The creative duo behind this band are guitarist ( multi instrumentalist actually) Kenny Marshall and lyricist Kevin W. Peery. An odd set up in Americana land as I can’t recall anyone else having this type of relationship (although I probably stand to be corrected). Indeed Elton John with Bernie Taupin and Procul Harum with Keith Reid are the only set ups that immediately come to mind although there are plenty of examples of occasional/semi regular gigs with The Dead and Robert Hunter coming to mind straightaway.
Anyway this is just so much Blabber so back to the band. Marshall/Peery have worked together for several years and this is their fourth release. The band is completed by the addition of Andy Oxman, guitars, Bryant Carter, guitars, vocals and Dave Jarman on drums. Marshall handle bass, banjo, dulcimer and various guitars. Together they have a fairly traditional take on a southern rock sound with lashings of slide guitar, occasional banjos poking through and on some songs the mighty fine gospel wailing of backing singer Tobbi White-Darks. nothing new here really as one can hear elements stretching back to The Band and the Allmans all the way up to the Drive By Truckers and Steve Earle. While there’s nothing here to rival the heights these forebears scaled there’s no doubt that Marshall/Peery are a tight little band and several of the songs here are fine examples of the genre.
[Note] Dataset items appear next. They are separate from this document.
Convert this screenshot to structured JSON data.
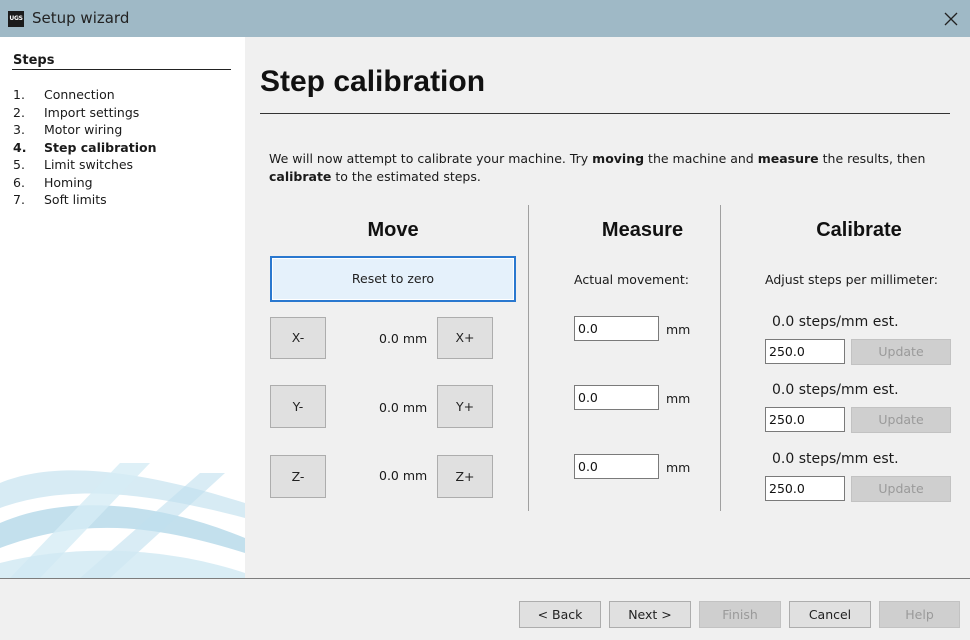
{
  "window": {
    "title": "Setup wizard",
    "app_icon_text": "UGS"
  },
  "sidebar": {
    "heading": "Steps",
    "steps": [
      {
        "num": "1.",
        "label": "Connection",
        "active": false
      },
      {
        "num": "2.",
        "label": "Import settings",
        "active": false
      },
      {
        "num": "3.",
        "label": "Motor wiring",
        "active": false
      },
      {
        "num": "4.",
        "label": "Step calibration",
        "active": true
      },
      {
        "num": "5.",
        "label": "Limit switches",
        "active": false
      },
      {
        "num": "6.",
        "label": "Homing",
        "active": false
      },
      {
        "num": "7.",
        "label": "Soft limits",
        "active": false
      }
    ]
  },
  "main": {
    "title": "Step calibration",
    "intro": {
      "p1": "We will now attempt to calibrate your machine. Try ",
      "b1": "moving",
      "p2": " the machine and ",
      "b2": "measure",
      "p3": " the results, then ",
      "b3": "calibrate",
      "p4": " to the estimated steps."
    },
    "move": {
      "heading": "Move",
      "reset_label": "Reset to zero",
      "axes": [
        {
          "minus": "X-",
          "plus": "X+",
          "position": "0.0 mm"
        },
        {
          "minus": "Y-",
          "plus": "Y+",
          "position": "0.0 mm"
        },
        {
          "minus": "Z-",
          "plus": "Z+",
          "position": "0.0 mm"
        }
      ]
    },
    "measure": {
      "heading": "Measure",
      "label": "Actual movement:",
      "unit": "mm",
      "values": [
        "0.0",
        "0.0",
        "0.0"
      ]
    },
    "calibrate": {
      "heading": "Calibrate",
      "label": "Adjust steps per millimeter:",
      "rows": [
        {
          "estimate": "0.0 steps/mm est.",
          "value": "250.0",
          "update_label": "Update"
        },
        {
          "estimate": "0.0 steps/mm est.",
          "value": "250.0",
          "update_label": "Update"
        },
        {
          "estimate": "0.0 steps/mm est.",
          "value": "250.0",
          "update_label": "Update"
        }
      ]
    }
  },
  "footer": {
    "back": "< Back",
    "next": "Next >",
    "finish": "Finish",
    "cancel": "Cancel",
    "help": "Help"
  },
  "colors": {
    "titlebar": "#9fb9c6",
    "focus_border": "#2a78cf",
    "sidebar_art": "#a9d3e6"
  }
}
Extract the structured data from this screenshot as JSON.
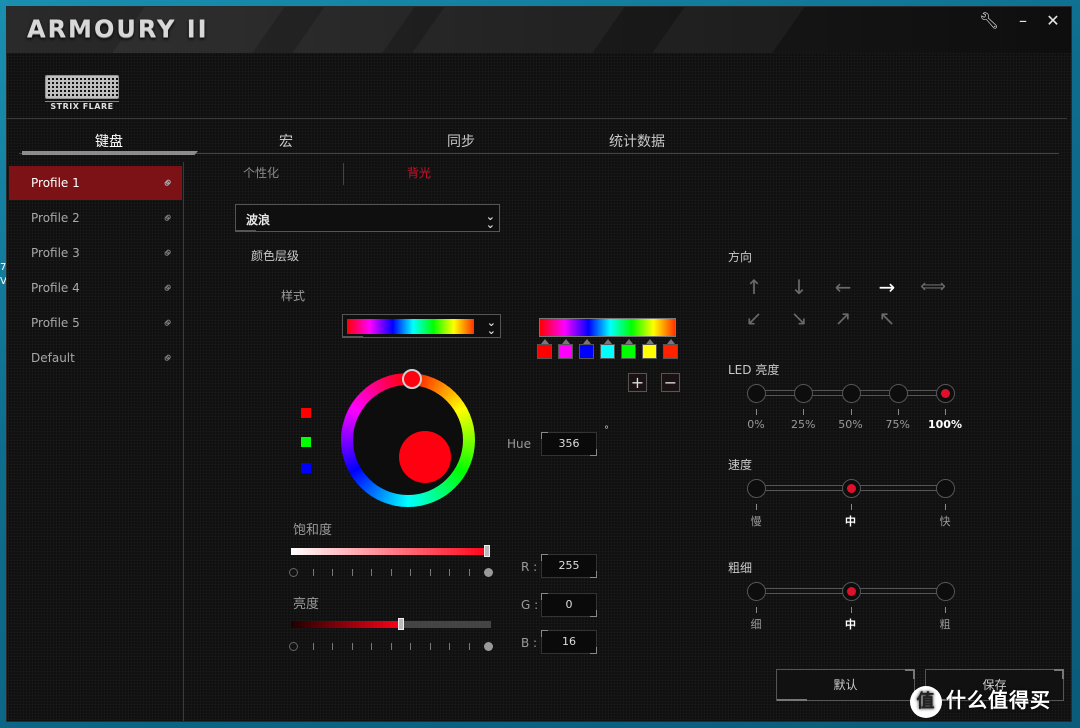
{
  "app": {
    "title": "ARMOURY II",
    "device_name": "STRIX FLARE",
    "controls": {
      "settings_icon": "wrench-icon",
      "minimize_icon": "minimize-icon",
      "close_icon": "close-icon"
    }
  },
  "main_tabs": [
    {
      "label": "键盘",
      "active": true
    },
    {
      "label": "宏",
      "active": false
    },
    {
      "label": "同步",
      "active": false
    },
    {
      "label": "统计数据",
      "active": false
    }
  ],
  "profiles": [
    {
      "label": "Profile 1",
      "active": true
    },
    {
      "label": "Profile 2",
      "active": false
    },
    {
      "label": "Profile 3",
      "active": false
    },
    {
      "label": "Profile 4",
      "active": false
    },
    {
      "label": "Profile 5",
      "active": false
    },
    {
      "label": "Default",
      "active": false
    }
  ],
  "sub_tabs": [
    {
      "label": "个性化",
      "active": false
    },
    {
      "label": "背光",
      "active": true
    }
  ],
  "effect": {
    "selected": "波浪"
  },
  "color_section": {
    "title": "颜色层级",
    "style_label": "样式",
    "gradient_stops": [
      "#ff0000",
      "#ff00ff",
      "#0000ff",
      "#00ffff",
      "#00ff00",
      "#ffff00",
      "#ff2200"
    ],
    "add_label": "+",
    "remove_label": "−"
  },
  "color_picker": {
    "hue_label": "Hue",
    "hue": "356",
    "hue_unit": "°",
    "current_color": "#ff0010",
    "saturation_label": "饱和度",
    "saturation": 1.0,
    "brightness_label": "亮度",
    "brightness": 0.55,
    "r_label": "R :",
    "g_label": "G :",
    "b_label": "B :",
    "r": "255",
    "g": "0",
    "b": "16"
  },
  "direction": {
    "title": "方向",
    "options": [
      {
        "name": "up",
        "glyph": "↑",
        "active": false
      },
      {
        "name": "down",
        "glyph": "↓",
        "active": false
      },
      {
        "name": "left",
        "glyph": "←",
        "active": false
      },
      {
        "name": "right",
        "glyph": "→",
        "active": true
      },
      {
        "name": "left-right",
        "glyph": "⟺",
        "active": false
      },
      {
        "name": "down-left",
        "glyph": "↙",
        "active": false
      },
      {
        "name": "down-right",
        "glyph": "↘",
        "active": false
      },
      {
        "name": "up-right",
        "glyph": "↗",
        "active": false
      },
      {
        "name": "up-left",
        "glyph": "↖",
        "active": false
      }
    ]
  },
  "led_brightness": {
    "title": "LED 亮度",
    "levels": [
      "0%",
      "25%",
      "50%",
      "75%",
      "100%"
    ],
    "selected_index": 4
  },
  "speed": {
    "title": "速度",
    "levels": [
      "慢",
      "中",
      "快"
    ],
    "selected_index": 1
  },
  "thickness": {
    "title": "粗细",
    "levels": [
      "细",
      "中",
      "粗"
    ],
    "selected_index": 1
  },
  "footer": {
    "default_label": "默认",
    "save_label": "保存"
  },
  "watermark": {
    "badge": "值",
    "text": "什么值得买"
  }
}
The album opens with the very Southern slink that is the title track. Coiled guitars slide up and down while the vocals snarl and snap. What makes the song stand out however are Tobbi White-Darks (is that her real name?) backing vocals which recall Merry Clayton wailing away behind the Stones. An excellent opener its followed up by the arresting and brutal tale that is Country Justice. A banjo infused stomper with wicked slide guitar it relates the grim vigilante justice meted out to paedophile Ken McElroy in Skidmore, Missouri in the eighties. As told by the band it could be a tale from the frontier as sung by the Drive By Truckers and has a powerful brooding menace about it. They lighten the mood with the acoustic jaunt On This Farm but it’s back to the dark side with the pulp fiction of Bourbon, Women and Too Much Time with its atmospheric guitar and dark lyrics. There’s another fine slice of DBT chunkiness on Mr. Phelps which again benefits greatly from White-Darks’ voice
While the album opens strongly and maintains its momentum for the first three quarters of its playing time the two closing songs somewhat let it down merely by comparison to what came before. However “bonus” track, First Taste is a nice little acoustic romp that is almost hillbilly in its style.